Web 2.0 skeptics caution against excessive optimism about the likelihood of a value-based e-ruption in corporations. They argue that Enterprise 2.0, while a noble organizational vision, fails to grasp the raw dynamics of power. Management thinker Tom Davenport makes this point while discounting the wishful-thinking of Web 2.0 evangelists. Davenport, author of Thinking for a Living, praises Enterprise 2.0 as an admirable vision founded in democratic beliefs, but argues that it’s fundamentally naïve.

“Such a utopian vision can hardly be achieved through new technology alone,” says Davenport. “The absence of participative technologies in the past is not the only reason that organizations and expertise are hierarchical. Enterprise 2.0 software and the Internet won’t make organizational hierarchy and politics go away. They won’t make the ideas of the front-line worker in corporations as influential as those of the CEO. Most of the barriers that prevent knowledge from flowing freely in organizations – power differentials, lack of trust, missing incentives, unsupportive cultures, and the general busyness of employees today – won’t be addressed or substantially changed by technology alone. For a set of technologies to bring about such changes, they would have to be truly magical, and Enterprise 2.0 tools fall short of magic.”
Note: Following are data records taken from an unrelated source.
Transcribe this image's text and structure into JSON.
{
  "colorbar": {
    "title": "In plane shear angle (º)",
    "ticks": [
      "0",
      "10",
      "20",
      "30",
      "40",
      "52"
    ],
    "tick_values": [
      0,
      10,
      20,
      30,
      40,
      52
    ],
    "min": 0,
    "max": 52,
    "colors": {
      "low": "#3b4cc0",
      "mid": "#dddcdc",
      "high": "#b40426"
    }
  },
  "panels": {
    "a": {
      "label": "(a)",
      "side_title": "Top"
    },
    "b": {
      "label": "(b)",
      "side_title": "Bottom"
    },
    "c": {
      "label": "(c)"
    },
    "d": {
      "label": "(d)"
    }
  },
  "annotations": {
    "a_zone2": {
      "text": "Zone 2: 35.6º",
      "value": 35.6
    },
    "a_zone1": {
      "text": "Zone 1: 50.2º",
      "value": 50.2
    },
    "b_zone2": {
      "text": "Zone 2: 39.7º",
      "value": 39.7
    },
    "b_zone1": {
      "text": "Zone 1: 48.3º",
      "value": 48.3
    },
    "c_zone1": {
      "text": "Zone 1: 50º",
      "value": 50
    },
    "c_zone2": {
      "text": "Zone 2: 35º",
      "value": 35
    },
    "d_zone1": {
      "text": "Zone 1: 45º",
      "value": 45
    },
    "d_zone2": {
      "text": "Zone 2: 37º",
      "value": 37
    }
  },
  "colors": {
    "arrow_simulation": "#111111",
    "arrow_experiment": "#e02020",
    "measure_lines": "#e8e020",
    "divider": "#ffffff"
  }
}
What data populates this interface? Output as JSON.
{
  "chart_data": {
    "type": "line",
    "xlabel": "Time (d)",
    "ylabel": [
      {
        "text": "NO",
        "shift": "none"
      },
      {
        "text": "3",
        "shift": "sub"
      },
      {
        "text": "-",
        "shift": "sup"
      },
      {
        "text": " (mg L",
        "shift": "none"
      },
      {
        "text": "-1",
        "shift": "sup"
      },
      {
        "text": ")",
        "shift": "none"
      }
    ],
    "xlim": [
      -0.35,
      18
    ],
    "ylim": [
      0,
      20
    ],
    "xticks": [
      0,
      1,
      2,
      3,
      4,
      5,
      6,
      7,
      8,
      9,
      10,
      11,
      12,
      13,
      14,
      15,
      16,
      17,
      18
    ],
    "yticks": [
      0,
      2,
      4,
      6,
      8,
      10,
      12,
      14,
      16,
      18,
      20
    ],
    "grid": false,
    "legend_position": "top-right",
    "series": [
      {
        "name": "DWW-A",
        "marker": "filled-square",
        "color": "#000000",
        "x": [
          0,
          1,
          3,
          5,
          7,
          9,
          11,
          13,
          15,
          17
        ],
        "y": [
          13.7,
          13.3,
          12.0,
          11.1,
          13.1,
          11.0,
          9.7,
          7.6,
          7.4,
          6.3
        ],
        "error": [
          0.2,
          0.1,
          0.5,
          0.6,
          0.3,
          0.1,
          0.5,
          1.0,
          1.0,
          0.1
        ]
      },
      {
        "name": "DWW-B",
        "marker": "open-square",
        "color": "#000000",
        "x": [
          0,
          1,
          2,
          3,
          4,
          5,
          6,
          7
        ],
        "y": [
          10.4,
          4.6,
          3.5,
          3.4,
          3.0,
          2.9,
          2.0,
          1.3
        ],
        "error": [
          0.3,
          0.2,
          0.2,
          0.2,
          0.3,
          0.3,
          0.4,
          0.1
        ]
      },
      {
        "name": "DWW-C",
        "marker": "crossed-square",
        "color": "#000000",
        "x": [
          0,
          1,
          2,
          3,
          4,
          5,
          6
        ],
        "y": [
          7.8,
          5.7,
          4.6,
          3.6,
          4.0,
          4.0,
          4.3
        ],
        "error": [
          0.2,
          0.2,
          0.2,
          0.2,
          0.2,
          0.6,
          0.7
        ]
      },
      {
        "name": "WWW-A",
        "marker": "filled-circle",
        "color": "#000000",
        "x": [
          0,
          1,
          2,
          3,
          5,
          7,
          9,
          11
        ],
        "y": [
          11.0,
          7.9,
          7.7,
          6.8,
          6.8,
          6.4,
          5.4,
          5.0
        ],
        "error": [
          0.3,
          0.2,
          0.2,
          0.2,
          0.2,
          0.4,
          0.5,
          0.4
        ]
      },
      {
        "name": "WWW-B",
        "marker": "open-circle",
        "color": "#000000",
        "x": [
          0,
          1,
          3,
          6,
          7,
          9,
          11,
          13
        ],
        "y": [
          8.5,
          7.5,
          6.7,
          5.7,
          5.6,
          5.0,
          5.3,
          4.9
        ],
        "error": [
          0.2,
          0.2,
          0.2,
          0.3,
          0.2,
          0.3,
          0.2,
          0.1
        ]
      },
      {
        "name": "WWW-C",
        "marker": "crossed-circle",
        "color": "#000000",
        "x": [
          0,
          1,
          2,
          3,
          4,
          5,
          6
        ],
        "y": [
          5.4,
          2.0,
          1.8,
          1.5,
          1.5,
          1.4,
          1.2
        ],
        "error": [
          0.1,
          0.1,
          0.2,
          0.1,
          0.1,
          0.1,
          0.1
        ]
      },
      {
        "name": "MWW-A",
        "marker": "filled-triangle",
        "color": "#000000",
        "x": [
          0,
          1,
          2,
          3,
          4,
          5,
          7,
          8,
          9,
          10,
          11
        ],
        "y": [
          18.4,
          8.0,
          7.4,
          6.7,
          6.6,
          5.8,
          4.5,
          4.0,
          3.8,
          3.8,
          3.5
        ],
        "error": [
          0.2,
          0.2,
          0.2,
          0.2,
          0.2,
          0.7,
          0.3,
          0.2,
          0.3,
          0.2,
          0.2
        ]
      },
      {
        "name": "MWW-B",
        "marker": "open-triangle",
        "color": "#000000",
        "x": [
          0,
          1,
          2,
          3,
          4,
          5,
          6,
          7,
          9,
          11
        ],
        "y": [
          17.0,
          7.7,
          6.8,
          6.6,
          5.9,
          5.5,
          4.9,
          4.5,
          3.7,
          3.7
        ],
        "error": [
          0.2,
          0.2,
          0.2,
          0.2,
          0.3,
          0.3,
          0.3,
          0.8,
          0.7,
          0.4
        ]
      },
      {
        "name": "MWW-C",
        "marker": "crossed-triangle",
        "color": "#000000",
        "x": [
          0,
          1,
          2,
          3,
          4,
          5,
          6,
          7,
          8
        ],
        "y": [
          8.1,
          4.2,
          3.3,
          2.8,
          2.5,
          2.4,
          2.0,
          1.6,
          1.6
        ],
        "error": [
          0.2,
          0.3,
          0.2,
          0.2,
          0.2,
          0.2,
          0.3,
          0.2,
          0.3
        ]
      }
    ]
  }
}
In sum, the Enterprise 2.0 vision has its passionate evangelists and doubting naysayers. Both sides have persuasive arguments.

The best way to get a read on the push for Web 2.0 collaboration inside firms is to collect concrete examples and case studies. We need more about examples of horizontal collaboration, peer production and open innovation to assess if they are producing desired results inside corporations. We also need to know about examples where Web 2.0 collaboration is not producing results, and indeed is backfiring or failing abjectly. And above all, we need to develop a precise understanding of the reasons for both successes and failures.